The encyclical of Pope Francis with respect to the creation goes a sensible degree further--"Yes, you are also the World's Keeper." And why wouldn't you be? You and your brother live here, and nowhere else.

The response to this simple moral entreaty to not kill the goose that lays the golden eggs or to try and make the wheat grow by pulling it up by its stalks, has been greeted by some fairly thick people by labeling the Pope a Leftist if not a Communist. Why, they fret, is the Pope trying to hurt the economy? Why is he decrying greed--isn't greed good? Shouldn't people make money off of the earth? Doesn't financial success speak for itself?

Well...the funny old thing is, the economic security of continuing to deny climate change has a limit. And if anyone suffers from climate change, it will actually be the poor foremost, and looking after them has both a moral and financial obligation--because when the soil is fucked, and the water is fucked, and the crops are fucked, you will not be able to eat money. And there will be no one left to commiserate or even teach how to do with less. The poor will be the climate refugees, and there will simply be no escape anywhere on this planet from facing what we have destroyed. The misery will be spread, if not equitably, then, at least, broadly.

The other funny old thing is that the science this time is pretty solid--contra Rick Santorum, who doesn't seem to grasp that this time, the Vatican is siding with Galileo. The skeptics are wrong on the science, but the moral wrongness in their failure to adapt their worldview to fit our world's changing needs and the cowardice and dishonesty they indulge in to try to avoid necessary sacrifices are telling.

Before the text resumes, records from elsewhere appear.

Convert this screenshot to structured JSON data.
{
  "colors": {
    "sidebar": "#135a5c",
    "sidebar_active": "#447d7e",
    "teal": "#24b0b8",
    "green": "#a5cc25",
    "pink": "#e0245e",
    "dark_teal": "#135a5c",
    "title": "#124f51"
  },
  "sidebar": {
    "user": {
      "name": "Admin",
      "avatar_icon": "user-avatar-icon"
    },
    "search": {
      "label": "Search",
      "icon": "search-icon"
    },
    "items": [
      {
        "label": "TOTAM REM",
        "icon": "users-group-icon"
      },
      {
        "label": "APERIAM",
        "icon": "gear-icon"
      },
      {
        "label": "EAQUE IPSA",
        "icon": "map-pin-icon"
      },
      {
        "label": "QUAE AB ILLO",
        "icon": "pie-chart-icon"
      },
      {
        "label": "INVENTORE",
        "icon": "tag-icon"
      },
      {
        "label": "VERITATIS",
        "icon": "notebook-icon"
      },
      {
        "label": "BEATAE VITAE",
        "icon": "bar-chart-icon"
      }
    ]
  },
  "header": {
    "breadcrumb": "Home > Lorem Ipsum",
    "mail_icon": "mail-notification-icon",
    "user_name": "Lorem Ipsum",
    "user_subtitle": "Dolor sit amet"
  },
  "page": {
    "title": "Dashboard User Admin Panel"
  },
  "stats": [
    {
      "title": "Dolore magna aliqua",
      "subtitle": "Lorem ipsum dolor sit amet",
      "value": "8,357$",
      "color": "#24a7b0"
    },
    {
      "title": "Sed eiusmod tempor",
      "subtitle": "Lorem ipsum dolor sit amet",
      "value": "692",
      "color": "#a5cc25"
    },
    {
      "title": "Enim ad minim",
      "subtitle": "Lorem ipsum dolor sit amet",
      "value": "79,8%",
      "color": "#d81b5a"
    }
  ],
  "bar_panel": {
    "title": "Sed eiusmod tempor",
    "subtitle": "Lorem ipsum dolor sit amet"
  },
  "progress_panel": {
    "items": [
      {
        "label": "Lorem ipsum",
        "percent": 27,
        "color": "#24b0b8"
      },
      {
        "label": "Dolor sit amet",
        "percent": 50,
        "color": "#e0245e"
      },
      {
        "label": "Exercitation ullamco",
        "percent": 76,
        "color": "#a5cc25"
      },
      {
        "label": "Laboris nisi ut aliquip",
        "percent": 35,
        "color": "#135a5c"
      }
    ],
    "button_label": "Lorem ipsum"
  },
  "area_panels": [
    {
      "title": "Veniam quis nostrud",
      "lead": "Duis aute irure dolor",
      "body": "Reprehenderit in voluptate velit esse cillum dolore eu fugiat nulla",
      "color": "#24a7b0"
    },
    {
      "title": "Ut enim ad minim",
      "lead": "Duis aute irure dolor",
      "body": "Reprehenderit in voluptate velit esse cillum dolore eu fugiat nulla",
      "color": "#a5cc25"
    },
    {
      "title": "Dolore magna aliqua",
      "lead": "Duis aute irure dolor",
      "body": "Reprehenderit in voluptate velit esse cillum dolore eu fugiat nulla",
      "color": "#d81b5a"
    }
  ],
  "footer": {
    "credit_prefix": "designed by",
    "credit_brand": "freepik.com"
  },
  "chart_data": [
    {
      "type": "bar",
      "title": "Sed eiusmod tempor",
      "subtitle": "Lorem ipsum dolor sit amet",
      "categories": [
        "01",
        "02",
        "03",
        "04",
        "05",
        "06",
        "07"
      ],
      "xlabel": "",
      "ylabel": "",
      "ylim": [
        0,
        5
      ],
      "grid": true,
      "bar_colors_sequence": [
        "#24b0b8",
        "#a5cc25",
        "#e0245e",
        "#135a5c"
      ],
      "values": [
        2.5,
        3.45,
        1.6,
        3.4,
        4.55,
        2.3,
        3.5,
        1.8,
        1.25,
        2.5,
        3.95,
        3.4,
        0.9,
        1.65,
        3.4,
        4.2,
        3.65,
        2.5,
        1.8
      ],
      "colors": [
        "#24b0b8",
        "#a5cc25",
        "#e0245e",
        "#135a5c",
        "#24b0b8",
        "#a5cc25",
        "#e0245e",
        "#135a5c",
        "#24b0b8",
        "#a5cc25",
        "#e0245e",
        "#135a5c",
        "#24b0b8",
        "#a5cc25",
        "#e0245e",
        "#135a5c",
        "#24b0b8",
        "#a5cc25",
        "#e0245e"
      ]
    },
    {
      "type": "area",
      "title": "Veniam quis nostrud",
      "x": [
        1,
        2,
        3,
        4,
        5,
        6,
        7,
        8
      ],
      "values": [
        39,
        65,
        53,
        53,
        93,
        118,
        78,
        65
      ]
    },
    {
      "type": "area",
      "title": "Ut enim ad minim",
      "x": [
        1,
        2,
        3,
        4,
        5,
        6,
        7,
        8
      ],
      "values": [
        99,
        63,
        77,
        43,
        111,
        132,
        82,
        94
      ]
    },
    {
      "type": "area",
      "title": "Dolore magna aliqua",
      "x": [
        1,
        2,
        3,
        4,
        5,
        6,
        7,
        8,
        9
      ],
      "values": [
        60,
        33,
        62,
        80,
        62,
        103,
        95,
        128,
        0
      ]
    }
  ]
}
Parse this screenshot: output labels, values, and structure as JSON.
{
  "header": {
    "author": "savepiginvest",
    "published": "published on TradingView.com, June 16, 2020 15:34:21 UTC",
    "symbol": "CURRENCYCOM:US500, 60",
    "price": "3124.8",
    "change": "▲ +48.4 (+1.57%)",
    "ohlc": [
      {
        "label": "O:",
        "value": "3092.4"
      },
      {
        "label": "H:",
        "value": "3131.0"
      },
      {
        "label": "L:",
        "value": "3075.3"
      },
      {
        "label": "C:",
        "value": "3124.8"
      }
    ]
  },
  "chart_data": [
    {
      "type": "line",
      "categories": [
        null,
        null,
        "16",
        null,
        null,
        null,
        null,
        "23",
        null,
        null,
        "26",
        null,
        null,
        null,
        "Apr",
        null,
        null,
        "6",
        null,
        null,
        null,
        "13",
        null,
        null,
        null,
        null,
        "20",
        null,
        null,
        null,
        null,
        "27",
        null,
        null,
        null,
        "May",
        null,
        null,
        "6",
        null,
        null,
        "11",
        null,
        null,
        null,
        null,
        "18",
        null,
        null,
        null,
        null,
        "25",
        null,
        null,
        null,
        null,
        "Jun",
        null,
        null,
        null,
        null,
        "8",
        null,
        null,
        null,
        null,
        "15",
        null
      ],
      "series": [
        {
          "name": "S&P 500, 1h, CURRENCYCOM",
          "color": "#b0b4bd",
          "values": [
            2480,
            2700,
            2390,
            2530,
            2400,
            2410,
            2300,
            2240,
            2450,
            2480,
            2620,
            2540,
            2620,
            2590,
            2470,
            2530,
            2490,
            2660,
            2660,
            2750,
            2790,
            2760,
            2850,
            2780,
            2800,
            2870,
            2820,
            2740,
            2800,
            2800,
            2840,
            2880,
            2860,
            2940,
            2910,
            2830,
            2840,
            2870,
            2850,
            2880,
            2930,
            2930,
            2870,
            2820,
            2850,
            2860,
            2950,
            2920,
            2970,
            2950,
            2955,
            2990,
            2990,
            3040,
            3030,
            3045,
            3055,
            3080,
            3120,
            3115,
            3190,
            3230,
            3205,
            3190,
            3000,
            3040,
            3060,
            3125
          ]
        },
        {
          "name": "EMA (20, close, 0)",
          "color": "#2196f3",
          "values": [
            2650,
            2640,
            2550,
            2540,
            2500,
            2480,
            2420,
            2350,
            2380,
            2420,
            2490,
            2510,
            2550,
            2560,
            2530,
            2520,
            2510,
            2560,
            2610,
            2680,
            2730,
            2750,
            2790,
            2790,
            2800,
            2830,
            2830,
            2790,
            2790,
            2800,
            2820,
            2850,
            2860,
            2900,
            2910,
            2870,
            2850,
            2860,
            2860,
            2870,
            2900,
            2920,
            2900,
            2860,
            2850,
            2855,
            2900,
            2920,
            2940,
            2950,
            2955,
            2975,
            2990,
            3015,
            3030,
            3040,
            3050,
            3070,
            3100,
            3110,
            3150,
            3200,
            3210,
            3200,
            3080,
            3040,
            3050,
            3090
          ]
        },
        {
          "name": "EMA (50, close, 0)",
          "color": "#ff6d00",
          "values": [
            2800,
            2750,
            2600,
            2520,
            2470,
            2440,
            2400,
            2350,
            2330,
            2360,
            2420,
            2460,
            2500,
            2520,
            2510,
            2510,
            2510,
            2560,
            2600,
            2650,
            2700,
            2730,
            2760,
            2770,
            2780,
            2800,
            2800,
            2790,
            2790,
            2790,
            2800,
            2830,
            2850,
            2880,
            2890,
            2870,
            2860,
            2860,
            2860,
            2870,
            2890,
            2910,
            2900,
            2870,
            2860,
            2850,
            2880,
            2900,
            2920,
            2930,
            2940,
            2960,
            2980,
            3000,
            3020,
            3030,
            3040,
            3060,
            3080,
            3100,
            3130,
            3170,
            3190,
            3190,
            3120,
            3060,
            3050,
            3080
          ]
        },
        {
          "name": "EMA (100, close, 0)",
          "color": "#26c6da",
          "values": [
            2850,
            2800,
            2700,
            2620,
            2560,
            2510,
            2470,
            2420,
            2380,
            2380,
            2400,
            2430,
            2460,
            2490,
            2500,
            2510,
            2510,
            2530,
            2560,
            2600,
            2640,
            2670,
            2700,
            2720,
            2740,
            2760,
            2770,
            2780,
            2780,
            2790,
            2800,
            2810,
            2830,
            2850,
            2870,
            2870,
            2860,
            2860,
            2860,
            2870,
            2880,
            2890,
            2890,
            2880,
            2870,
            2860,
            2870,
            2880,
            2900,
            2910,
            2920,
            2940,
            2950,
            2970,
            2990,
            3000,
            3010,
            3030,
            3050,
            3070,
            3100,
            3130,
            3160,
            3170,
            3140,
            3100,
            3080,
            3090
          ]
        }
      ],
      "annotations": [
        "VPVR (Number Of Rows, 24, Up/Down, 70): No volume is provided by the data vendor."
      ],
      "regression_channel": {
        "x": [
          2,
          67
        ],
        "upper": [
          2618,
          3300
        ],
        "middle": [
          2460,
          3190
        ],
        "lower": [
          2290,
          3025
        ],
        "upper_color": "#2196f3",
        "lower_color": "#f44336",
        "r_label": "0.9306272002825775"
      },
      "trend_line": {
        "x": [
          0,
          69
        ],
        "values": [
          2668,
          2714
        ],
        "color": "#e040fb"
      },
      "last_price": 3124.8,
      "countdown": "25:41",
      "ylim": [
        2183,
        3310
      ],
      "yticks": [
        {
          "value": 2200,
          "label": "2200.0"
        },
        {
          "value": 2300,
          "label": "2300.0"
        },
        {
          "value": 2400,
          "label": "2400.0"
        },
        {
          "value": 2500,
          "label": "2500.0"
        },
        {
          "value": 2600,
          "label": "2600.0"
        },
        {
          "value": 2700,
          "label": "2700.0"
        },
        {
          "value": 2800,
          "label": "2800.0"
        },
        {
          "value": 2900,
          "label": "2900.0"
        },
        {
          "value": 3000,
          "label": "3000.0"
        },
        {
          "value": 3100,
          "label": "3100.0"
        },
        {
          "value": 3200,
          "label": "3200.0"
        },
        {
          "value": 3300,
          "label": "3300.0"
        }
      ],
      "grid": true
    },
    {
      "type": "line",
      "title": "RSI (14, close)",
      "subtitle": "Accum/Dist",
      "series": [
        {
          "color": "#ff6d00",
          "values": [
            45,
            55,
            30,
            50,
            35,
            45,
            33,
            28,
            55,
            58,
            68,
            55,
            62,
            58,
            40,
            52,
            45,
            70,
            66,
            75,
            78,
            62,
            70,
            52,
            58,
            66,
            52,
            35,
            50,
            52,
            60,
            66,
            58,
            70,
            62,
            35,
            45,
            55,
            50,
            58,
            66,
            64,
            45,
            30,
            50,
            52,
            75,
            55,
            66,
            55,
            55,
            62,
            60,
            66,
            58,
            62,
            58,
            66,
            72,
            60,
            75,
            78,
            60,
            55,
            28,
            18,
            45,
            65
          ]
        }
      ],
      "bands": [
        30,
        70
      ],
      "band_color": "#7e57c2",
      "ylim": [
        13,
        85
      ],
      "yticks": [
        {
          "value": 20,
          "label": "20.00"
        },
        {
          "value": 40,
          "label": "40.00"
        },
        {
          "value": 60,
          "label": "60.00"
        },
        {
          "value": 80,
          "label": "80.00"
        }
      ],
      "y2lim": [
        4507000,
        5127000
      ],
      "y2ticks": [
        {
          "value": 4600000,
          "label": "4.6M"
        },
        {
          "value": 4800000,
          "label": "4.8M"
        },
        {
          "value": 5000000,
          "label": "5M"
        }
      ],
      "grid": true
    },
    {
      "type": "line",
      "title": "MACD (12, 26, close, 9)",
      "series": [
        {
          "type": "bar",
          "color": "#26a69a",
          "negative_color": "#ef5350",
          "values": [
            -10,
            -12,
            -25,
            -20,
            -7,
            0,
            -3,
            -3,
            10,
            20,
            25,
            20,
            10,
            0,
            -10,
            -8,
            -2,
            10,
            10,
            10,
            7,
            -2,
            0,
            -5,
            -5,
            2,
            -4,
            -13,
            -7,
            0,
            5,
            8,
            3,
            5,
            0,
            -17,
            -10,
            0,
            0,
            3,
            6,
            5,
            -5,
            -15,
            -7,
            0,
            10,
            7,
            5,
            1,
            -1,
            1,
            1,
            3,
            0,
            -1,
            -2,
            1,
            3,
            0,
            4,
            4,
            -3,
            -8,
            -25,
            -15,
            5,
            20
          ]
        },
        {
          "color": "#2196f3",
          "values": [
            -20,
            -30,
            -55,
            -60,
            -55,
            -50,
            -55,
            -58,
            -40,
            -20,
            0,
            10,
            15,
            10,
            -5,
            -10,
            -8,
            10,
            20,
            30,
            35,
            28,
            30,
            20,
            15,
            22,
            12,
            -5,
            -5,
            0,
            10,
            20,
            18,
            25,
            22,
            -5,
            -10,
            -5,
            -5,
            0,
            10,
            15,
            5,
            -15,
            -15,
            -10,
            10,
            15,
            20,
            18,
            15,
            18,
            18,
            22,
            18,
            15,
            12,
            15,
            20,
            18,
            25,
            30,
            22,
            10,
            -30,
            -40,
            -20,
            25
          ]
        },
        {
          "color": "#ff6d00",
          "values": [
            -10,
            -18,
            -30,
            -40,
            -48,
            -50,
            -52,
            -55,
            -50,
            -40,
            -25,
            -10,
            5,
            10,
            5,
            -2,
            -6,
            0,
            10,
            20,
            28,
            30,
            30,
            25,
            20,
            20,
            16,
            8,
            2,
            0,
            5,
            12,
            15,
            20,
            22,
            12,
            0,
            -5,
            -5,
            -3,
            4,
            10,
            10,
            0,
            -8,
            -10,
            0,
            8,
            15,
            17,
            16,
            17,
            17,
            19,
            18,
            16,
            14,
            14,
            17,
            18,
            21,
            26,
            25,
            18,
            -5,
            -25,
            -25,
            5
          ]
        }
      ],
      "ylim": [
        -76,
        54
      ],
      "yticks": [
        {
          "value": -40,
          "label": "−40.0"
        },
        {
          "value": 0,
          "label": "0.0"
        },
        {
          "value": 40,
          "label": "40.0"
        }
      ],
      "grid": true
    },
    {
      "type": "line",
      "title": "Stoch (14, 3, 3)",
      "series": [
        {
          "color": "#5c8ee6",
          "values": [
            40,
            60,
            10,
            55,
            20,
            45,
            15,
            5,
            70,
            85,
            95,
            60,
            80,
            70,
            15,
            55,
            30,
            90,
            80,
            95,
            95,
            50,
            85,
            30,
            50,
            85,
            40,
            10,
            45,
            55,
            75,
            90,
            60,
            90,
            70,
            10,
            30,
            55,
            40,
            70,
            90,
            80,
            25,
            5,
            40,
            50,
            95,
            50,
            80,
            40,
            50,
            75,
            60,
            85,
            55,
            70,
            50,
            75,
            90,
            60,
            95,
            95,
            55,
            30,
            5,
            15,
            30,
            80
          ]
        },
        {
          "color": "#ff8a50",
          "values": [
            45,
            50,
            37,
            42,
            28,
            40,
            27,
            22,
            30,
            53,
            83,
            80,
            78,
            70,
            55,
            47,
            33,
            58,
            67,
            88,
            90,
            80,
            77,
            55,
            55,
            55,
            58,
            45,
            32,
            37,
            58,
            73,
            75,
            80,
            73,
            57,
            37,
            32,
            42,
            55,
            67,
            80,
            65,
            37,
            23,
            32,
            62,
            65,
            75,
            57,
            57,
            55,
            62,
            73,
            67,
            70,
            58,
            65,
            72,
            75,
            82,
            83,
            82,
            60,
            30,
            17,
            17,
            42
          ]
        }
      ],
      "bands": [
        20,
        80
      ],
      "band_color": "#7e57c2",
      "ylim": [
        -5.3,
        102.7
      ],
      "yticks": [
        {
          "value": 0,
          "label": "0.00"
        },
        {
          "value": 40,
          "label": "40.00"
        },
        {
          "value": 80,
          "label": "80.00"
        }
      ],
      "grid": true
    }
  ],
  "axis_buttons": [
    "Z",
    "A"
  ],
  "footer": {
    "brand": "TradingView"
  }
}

I do not look to religious figures to set my world view--the Laudato Si' in practical terms, isn't more meaningful to me than Humanae Vitae, which I have obvious differences with. But I agree that, even if one has differences with respect to when life begins, we can all agree it begins on this planet, and we better treat this planet right.

1 comment:

Shirt said...

"... we can all agree it begins on this planet, and we better treat this planet right."